Comme chaque année, le monde entier a vibré au rythme des pas et des chorégraphies à l’occasion de la Journée internationale de la danse ce 29 avril 2029. Instituée en 1982 par l’Institut International du Théâtre (ITI) sous l’égide de l’UNESCO, cette journée vise à rappeler que la danse est un langage universel, capable de transcender les frontières et de rapprocher les peuples.  

Cette année, le message officiel a été confié à la chorégraphe canadienne Crystal Pite, qui a insisté sur la danse comme miroir de l’humanité, un espace où se rencontrent nos fragilités et nos forces. Partout dans le monde, spectacles, ateliers et performances ont été organisés pour célébrer cet art vivant.

Bukavu : la danse comme outil de cohésion sociale

À Bukavu, chef-lieu du Sud-Kivu, la Journée internationale de la danse prend une résonance particulière. Dans une ville marquée par les défis socio-économiques et les tensions du quotidien, la danse s’impose comme un vecteur de cohésion sociale et de dignité.

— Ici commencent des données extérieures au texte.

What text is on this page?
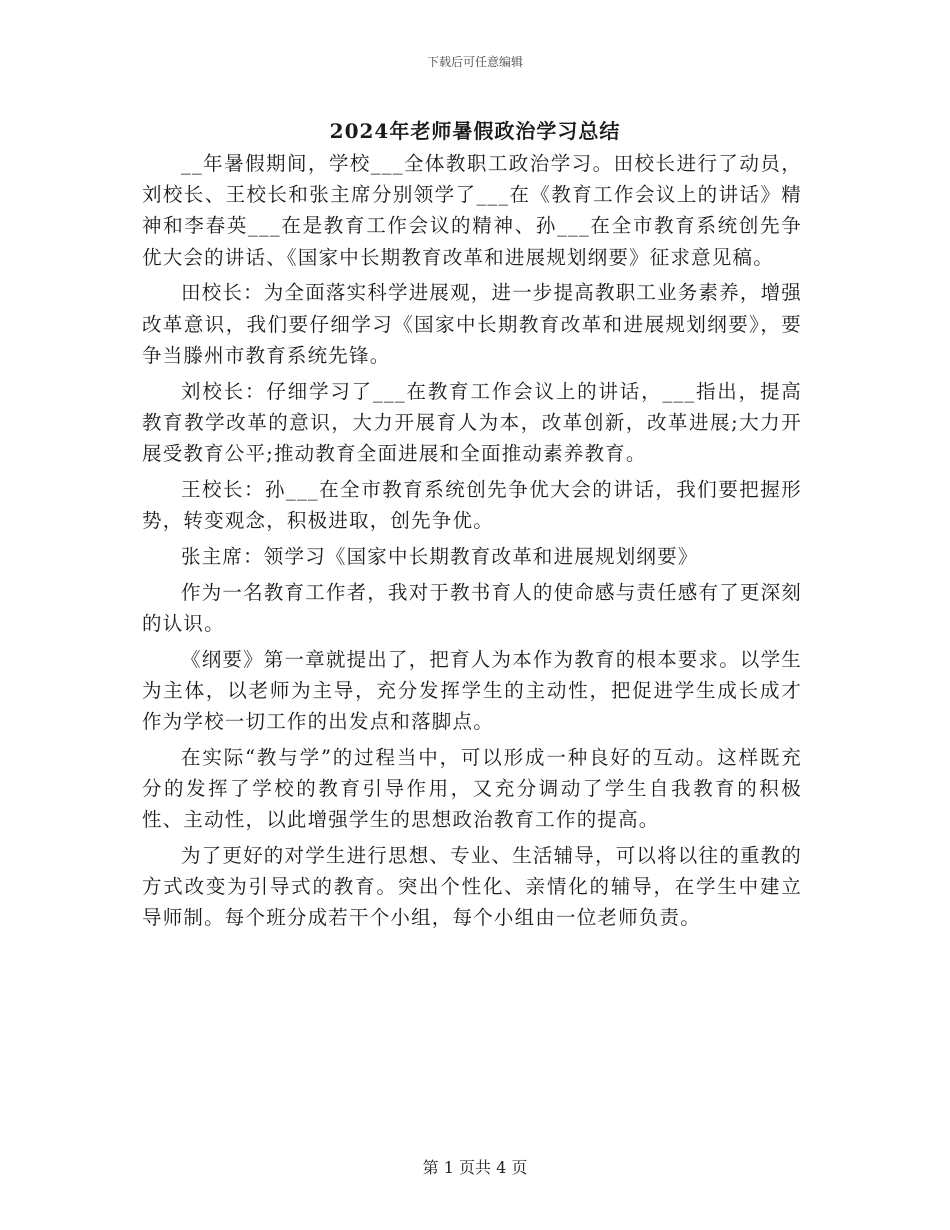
下载后可任意编辑
2024年老师暑假政治学习总结

__年暑假期间，学校___全体教职工政治学习。田校长进行了动员，刘校长、王校长和张主席分别领学了___在《教育工作会议上的讲话》精神和李春英___在是教育工作会议的精神、孙___在全市教育系统创先争优大会的讲话、《国家中长期教育改革和进展规划纲要》征求意见稿。

田校长：为全面落实科学进展观，进一步提高教职工业务素养，增强改革意识，我们要仔细学习《国家中长期教育改革和进展规划纲要》，要争当滕州市教育系统先锋。

刘校长：仔细学习了___在教育工作会议上的讲话，___指出，提高教育教学改革的意识，大力开展育人为本，改革创新，改革进展;大力开展受教育公平;推动教育全面进展和全面推动素养教育。

王校长：孙___在全市教育系统创先争优大会的讲话，我们要把握形势，转变观念，积极进取，创先争优。

张主席：领学习《国家中长期教育改革和进展规划纲要》

作为一名教育工作者，我对于教书育人的使命感与责任感有了更深刻的认识。

《纲要》第一章就提出了，把育人为本作为教育的根本要求。以学生为主体，以老师为主导，充分发挥学生的主动性，把促进学生成长成才作为学校一切工作的出发点和落脚点。

在实际“教与学”的过程当中，可以形成一种良好的互动。这样既充分的发挥了学校的教育引导作用，又充分调动了学生自我教育的积极性、主动性，以此增强学生的思想政治教育工作的提高。

为了更好的对学生进行思想、专业、生活辅导，可以将以往的重教的方式改变为引导式的教育。突出个性化、亲情化的辅导，在学生中建立导师制。每个班分成若干个小组，每个小组由一位老师负责。

第 1 页共 4 页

Le Club Buena Salsa, relancé récemment, a organisé un gala réunissant des passionnés de bachata, kizomba, zouk et rumba. L’objectif est de professionnaliser les danseurs locaux et créer un espace où l’art devient une source de revenus et de reconnaissance.  

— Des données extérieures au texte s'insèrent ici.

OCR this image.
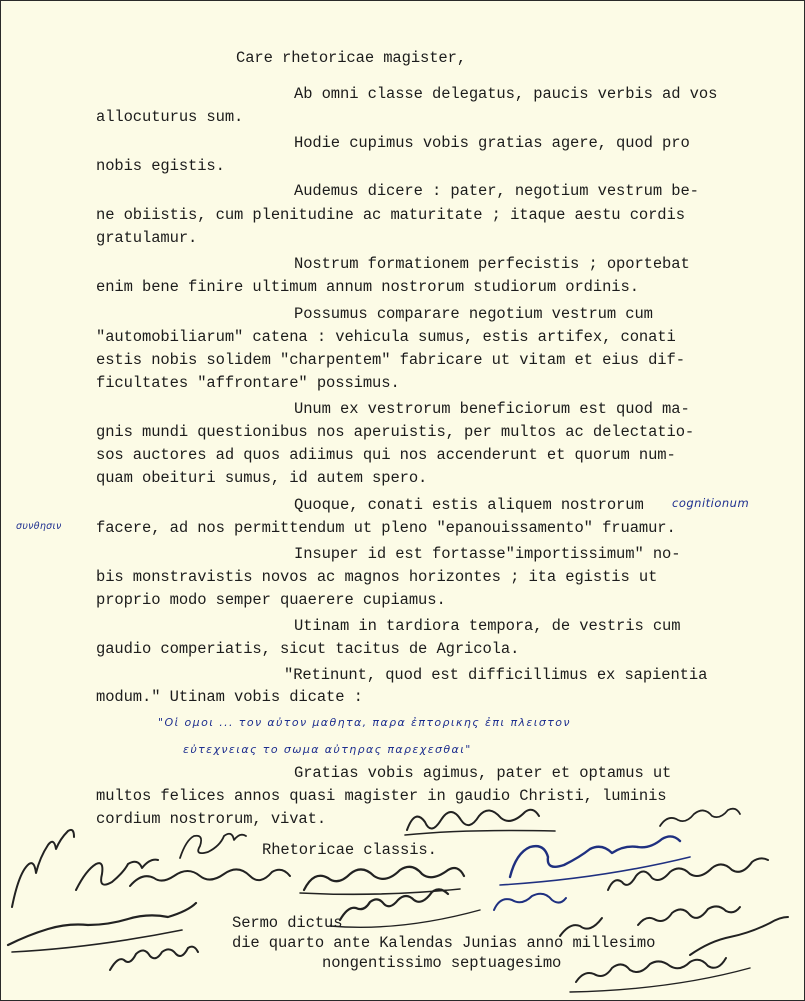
Care rhetoricae magister,
Ab omni classe delegatus, paucis verbis ad vos
allocuturus sum.
Hodie cupimus vobis gratias agere, quod pro
nobis egistis.
Audemus dicere : pater, negotium vestrum be-
ne obiistis, cum plenitudine ac maturitate ; itaque aestu cordis
gratulamur.
Nostrum formationem perfecistis ; oportebat
enim bene finire ultimum annum nostrorum studiorum ordinis.
Possumus comparare negotium vestrum cum
"automobiliarum" catena : vehicula sumus, estis artifex, conati
estis nobis solidem "charpentem" fabricare ut vitam et eius dif-
ficultates "affrontare" possimus.
Unum ex vestrorum beneficiorum est quod ma-
gnis mundi questionibus nos aperuistis, per multos ac delectatio-
sos auctores ad quos adiimus qui nos accenderunt et quorum num-
quam obeituri sumus, id autem spero.
Quoque, conati estis aliquem nostrorum
facere, ad nos permittendum ut pleno "epanouissamento" fruamur.
Insuper id est fortasse"importissimum" no-
bis monstravistis novos ac magnos horizontes ; ita egistis ut
proprio modo semper quaerere cupiamus.
Utinam in tardiora tempora, de vestris cum
gaudio comperiatis, sicut tacitus de Agricola.
"Retinunt, quod est difficillimus ex sapientia
modum." Utinam vobis dicate :
"Οἱ ομοι ... τον αὐτον μαθητα, παρα ἐπτορικης ἐπι πλειστον
εὐτεχνειας το σωμα αὐτηρας παρεχεσθαι"
Gratias vobis agimus, pater et optamus ut
multos felices annos quasi magister in gaudio Christi, luminis
cordium nostrorum, vivat.
cognitionum
συνθησιν
Rhetoricae classis.
Sermo dictus
die quarto ante Kalendas Junias anno millesimo
nongentissimo septuagesimo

Le Centre Ndaro a également marqué cette journée en organisant une activité culturelle dédiée à la danse. À travers spectacles et ateliers, il a mis en avant la richesse des danses traditionnelles congolaises et leur rôle dans la préservation de l’identité culturelle. L’événement a rassemblé jeunes et adultes, confirmant que la danse est un outil de transmission intergénérationnelle.  

L’Institut français de Bukavu avait déjà ouvert la voie en 2024 avec une masterclass “Danse sans frontières”, animée par le chorégraphe burkinabé Serge Aimé Coulibaly. Cette initiative avait permis de réunir des danseurs de Bukavu, Goma et du Burundi, démontrant que la danse peut être un outil politique et social. 

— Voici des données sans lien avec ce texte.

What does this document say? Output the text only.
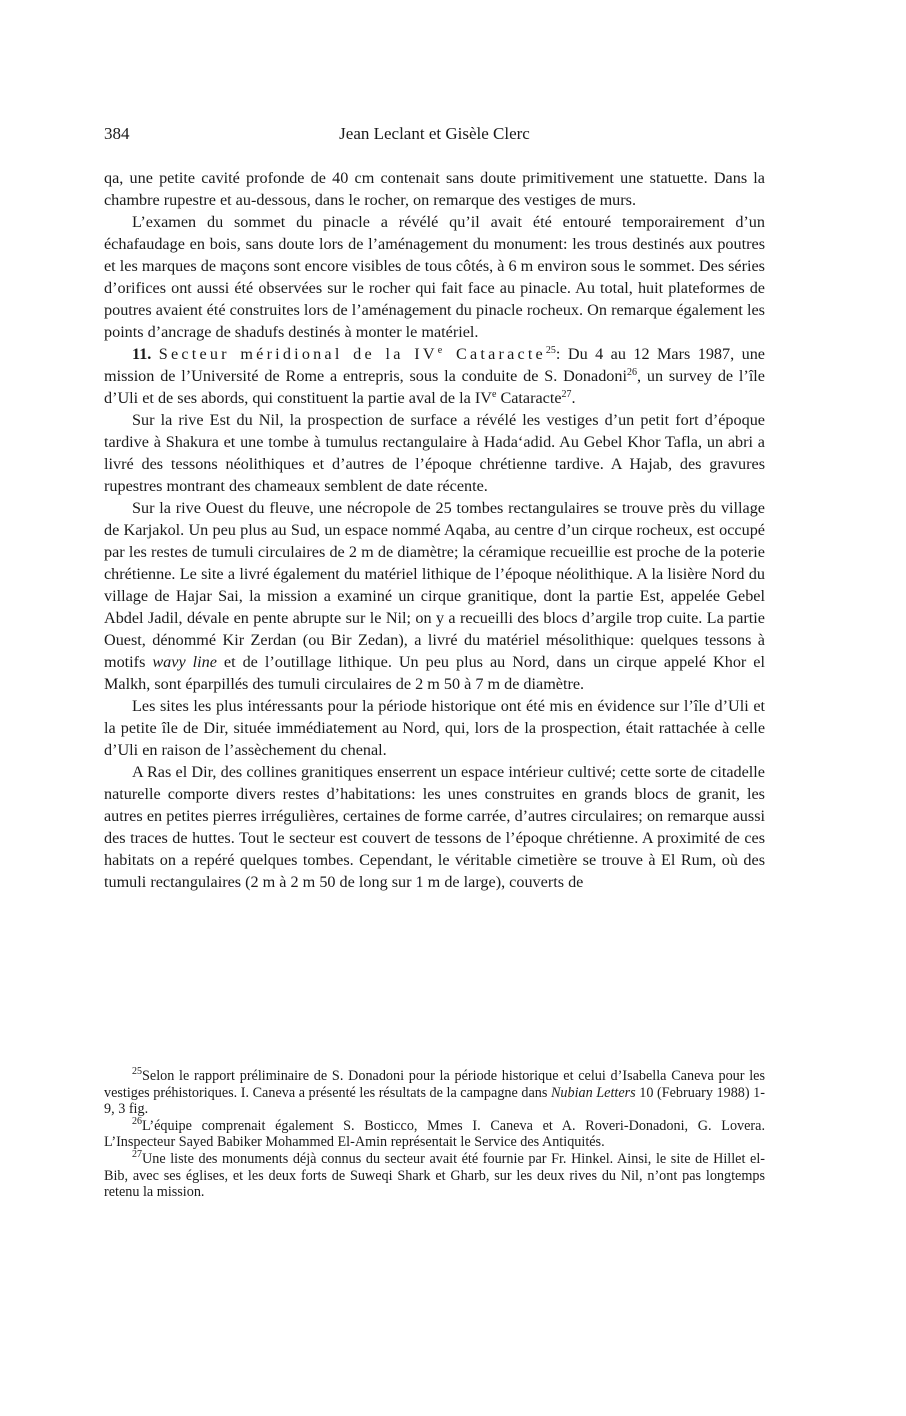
384	Jean Leclant et Gisèle Clerc

qa, une petite cavité profonde de 40 cm contenait sans doute primitivement une statuette. Dans la chambre rupestre et au-dessous, dans le rocher, on remarque des vestiges de murs.

L’examen du sommet du pinacle a révélé qu’il avait été entouré temporairement d’un échafaudage en bois, sans doute lors de l’aménagement du monument: les trous destinés aux poutres et les marques de maçons sont encore visibles de tous côtés, à 6 m environ sous le sommet. Des séries d’orifices ont aussi été observées sur le rocher qui fait face au pinacle. Au total, huit plateformes de poutres avaient été construites lors de l’aménagement du pinacle rocheux. On remarque également les points d’ancrage de shadufs destinés à monter le matériel.

11. Secteur méridional de la IVe Cataracte$^{25}$: Du 4 au 12 Mars 1987, une mission de l’Université de Rome a entrepris, sous la conduite de S. Donadoni$^{26}$, un survey de l’île d’Uli et de ses abords, qui constituent la partie aval de la IVe Cataracte$^{27}$.

Sur la rive Est du Nil, la prospection de surface a révélé les vestiges d’un petit fort d’époque tardive à Shakura et une tombe à tumulus rectangulaire à Hada‘adid. Au Gebel Khor Tafla, un abri a livré des tessons néolithiques et d’autres de l’époque chrétienne tardive. A Hajab, des gravures rupestres montrant des chameaux semblent de date récente.

Sur la rive Ouest du fleuve, une nécropole de 25 tombes rectangulaires se trouve près du village de Karjakol. Un peu plus au Sud, un espace nommé Aqaba, au centre d’un cirque rocheux, est occupé par les restes de tumuli circulaires de 2 m de diamètre; la céramique recueillie est proche de la poterie chrétienne. Le site a livré également du matériel lithique de l’époque néolithique. A la lisière Nord du village de Hajar Sai, la mission a examiné un cirque granitique, dont la partie Est, appelée Gebel Abdel Jadil, dévale en pente abrupte sur le Nil; on y a recueilli des blocs d’argile trop cuite. La partie Ouest, dénommé Kir Zerdan (ou Bir Zedan), a livré du matériel mésolithique: quelques tessons à motifs wavy line et de l’outillage lithique. Un peu plus au Nord, dans un cirque appelé Khor el Malkh, sont éparpillés des tumuli circulaires de 2 m 50 à 7 m de diamètre.

Les sites les plus intéressants pour la période historique ont été mis en évidence sur l’île d’Uli et la petite île de Dir, située immédiatement au Nord, qui, lors de la prospection, était rattachée à celle d’Uli en raison de l’assèchement du chenal.

A Ras el Dir, des collines granitiques enserrent un espace intérieur cultivé; cette sorte de citadelle naturelle comporte divers restes d’habitations: les unes construites en grands blocs de granit, les autres en petites pierres irrégulières, certaines de forme carrée, d’autres circulaires; on remarque aussi des traces de huttes. Tout le secteur est couvert de tessons de l’époque chrétienne. A proximité de ces habitats on a repéré quelques tombes. Cependant, le véritable cimetière se trouve à El Rum, où des tumuli rectangulaires (2 m à 2 m 50 de long sur 1 m de large), couverts de

$^{25}$Selon le rapport préliminaire de S. Donadoni pour la période historique et celui d’Isabella Caneva pour les vestiges préhistoriques. I. Caneva a présenté les résultats de la campagne dans Nubian Letters 10 (February 1988) 1-9, 3 fig.

$^{26}$L’équipe comprenait également S. Bosticco, Mmes I. Caneva et A. Roveri-Donadoni, G. Lovera. L’Inspecteur Sayed Babiker Mohammed El-Amin représentait le Service des Antiquités.

$^{27}$Une liste des monuments déjà connus du secteur avait été fournie par Fr. Hinkel. Ainsi, le site de Hillet el-Bib, avec ses églises, et les deux forts de Suweqi Shark et Gharb, sur les deux rives du Nil, n’ont pas longtemps retenu la mission.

Des artistes comme Achille Argus, poète et danseur, incarnent cette nouvelle génération qui utilise la danse pour transformer les consciences et redonner espoir à une jeunesse en quête de repères.

Alors que le monde célèbre la danse comme patrimoine universel, Bukavu illustre comment cet art peut devenir un instrument de reconstruction sociale. Là où ailleurs la danse est un spectacle, ici elle est aussi un acte de résistance culturelle et un moyen de bâtir des ponts entre communautés.

“Danser à Bukavu, c’est plus qu’un loisir. C’est une manière de dire que nous existons, que nous avons une voix et une identité”, confie une danseuse .  

Un participant au Centre Ndaro ajoute “les danses traditionnelles racontent notre histoire. Les partager aujourd’hui, c’est transmettre notre mémoire et notre fierté.”

La Journée internationale de la danse 2026 aura montré, une fois de plus, que cet art est universel. Mais à Bukavu, elle révèle surtout la capacité de la danse à devenir un outil de résilience, de transmission culturelle et de transformation sociale.